The results of this retrospective, multivariate analysis indicate that patients who took glatiramer acetate as prescribed at least 70% of the time had significantly lower odds of relapse, while those who achieved at least a 90% adherence level had even lower odds of relapse and lower total MS-related charges absent the charges for drug. An adherence threshold of at least 25% was associated with lower 2-year direct medical charges and lower all-cause outpatient charges, while an adherence threshold of at least 50% was required to decrease all-cause inpatient, MS-related inpatient, or all-cause ER charges. Both all-cause and MS-related charges typically decreased progressively as adherence improved beyond a minimum threshold, which varied based on the particular outcome examined.

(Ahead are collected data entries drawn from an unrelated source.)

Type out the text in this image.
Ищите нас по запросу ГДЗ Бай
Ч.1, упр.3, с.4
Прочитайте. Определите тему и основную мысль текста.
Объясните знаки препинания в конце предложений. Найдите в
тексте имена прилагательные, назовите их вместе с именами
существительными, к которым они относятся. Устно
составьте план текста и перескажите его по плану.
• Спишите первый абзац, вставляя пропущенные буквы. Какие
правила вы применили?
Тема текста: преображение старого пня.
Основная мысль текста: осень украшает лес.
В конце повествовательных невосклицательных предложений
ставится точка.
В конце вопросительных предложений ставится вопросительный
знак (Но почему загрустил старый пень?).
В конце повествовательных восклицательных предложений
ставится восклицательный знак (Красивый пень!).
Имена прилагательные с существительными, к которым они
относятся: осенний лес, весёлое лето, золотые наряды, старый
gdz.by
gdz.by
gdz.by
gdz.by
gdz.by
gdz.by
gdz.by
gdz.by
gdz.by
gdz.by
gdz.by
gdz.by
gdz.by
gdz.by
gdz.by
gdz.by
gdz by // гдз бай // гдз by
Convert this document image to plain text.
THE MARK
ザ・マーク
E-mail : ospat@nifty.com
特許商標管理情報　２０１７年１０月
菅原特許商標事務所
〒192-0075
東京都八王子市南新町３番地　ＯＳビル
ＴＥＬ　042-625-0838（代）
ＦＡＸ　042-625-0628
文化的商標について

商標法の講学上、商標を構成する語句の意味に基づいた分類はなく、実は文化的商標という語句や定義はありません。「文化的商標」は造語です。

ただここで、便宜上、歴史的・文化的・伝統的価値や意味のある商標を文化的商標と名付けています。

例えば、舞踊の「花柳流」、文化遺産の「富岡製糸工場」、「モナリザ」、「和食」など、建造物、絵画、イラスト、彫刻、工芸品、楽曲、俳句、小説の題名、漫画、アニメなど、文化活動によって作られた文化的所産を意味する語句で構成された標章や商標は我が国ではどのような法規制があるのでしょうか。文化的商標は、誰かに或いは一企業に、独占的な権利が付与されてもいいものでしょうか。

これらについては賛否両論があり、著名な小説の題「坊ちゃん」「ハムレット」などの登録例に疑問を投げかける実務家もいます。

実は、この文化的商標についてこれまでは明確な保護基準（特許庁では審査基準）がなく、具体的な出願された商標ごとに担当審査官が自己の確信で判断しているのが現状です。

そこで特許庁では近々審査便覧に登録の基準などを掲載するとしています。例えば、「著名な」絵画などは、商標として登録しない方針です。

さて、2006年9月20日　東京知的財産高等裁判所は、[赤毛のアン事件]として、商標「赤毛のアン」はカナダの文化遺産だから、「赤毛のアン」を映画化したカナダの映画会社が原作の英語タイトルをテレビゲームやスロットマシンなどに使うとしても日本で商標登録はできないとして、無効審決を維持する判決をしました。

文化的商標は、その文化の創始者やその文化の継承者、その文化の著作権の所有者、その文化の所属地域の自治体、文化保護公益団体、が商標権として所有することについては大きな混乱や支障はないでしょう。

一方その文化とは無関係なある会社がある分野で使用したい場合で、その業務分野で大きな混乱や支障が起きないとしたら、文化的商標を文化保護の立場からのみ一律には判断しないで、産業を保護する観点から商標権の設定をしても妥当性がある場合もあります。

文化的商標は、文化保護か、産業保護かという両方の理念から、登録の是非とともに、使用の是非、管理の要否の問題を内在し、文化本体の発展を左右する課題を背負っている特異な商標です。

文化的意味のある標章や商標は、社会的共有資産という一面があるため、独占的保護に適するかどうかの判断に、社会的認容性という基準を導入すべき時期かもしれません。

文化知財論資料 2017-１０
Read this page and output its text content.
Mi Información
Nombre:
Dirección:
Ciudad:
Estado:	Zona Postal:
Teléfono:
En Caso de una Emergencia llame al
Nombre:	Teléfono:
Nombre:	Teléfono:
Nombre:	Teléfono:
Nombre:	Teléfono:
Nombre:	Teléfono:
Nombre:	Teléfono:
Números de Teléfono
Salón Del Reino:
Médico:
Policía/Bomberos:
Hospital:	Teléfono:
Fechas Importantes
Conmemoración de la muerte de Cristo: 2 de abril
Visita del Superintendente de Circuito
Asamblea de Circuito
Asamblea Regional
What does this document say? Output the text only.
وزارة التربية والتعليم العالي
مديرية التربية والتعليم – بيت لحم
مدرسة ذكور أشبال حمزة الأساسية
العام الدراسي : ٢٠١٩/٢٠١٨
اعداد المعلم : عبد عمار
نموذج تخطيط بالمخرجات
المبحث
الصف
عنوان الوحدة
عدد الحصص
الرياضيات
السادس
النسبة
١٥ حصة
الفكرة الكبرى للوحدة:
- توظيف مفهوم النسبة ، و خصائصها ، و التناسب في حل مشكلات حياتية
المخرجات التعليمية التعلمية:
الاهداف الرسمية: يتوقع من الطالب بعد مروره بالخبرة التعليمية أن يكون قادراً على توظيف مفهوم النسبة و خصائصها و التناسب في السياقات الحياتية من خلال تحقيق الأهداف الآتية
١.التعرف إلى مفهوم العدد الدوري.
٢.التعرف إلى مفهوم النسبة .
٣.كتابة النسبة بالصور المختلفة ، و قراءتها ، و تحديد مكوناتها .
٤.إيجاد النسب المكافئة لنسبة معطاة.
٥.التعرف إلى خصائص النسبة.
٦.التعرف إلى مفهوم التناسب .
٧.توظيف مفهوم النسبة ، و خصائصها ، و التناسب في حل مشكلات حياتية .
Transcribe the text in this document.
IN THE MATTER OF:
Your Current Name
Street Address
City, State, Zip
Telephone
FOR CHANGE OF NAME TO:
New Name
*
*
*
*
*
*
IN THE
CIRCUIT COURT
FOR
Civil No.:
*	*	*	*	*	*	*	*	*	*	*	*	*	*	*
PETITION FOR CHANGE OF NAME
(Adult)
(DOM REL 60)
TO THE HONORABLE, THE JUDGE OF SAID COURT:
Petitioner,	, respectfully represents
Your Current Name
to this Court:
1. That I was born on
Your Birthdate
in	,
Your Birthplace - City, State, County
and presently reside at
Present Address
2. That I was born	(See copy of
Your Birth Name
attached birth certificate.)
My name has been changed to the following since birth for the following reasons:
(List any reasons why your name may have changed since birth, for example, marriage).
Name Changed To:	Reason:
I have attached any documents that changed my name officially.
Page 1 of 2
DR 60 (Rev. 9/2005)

It should be noted that greater levels of adherence necessarily imply increased use of glatiramer acetate, and hence significantly higher MS-related drug charges. However, this would not alter the basic finding of reductions in incremental charges of other healthcare resource categories as MPR rises and adherence improves. Moreover, the benefits from adherence shown here pertain to direct medical charges. Increased productivity is an additional benefit that would be accrued to patients and their caretakers as relapses are reduced, and less time is invested in utilization of inpatient and outpatient services. While these additional savings are not observable from insurance claims data used in this analysis, this should be taken into account in formulating coverage policies for disease-modifying therapies used in the treatment of multiple sclerosis. Indeed, this study supports a large body of research, conducted with different patients, diseases, and medications, which has shown that better adherence leads to better outcomes for patients, the healthcare system, and society at large50–53,55–59. At the same time this study is the first to measure the relationship between varying levels of adherence and outcomes among multiple sclerosis patients taking glatiramer acetate, as well as to examine the incremental cost offsets associated with improved adherence.

Transparency

Declaration of funding

This study was sponsored by Teva Pharmaceuticals and two employees of the sponsor participated in developing the research question and the methods for analysis, reviewing and interpreting study results as well as reviewing and approving this manuscript.

Declaration of financial/other relationships

M.O.-B. and J.C.-H. are employees of Teva Pharmaceuticals. A.D. and M.L. were paid consultants to Teva Pharmaceuticals on this research project.

Acknowledgments

The authors thank Patricia Platt for her help in drafting the manuscript.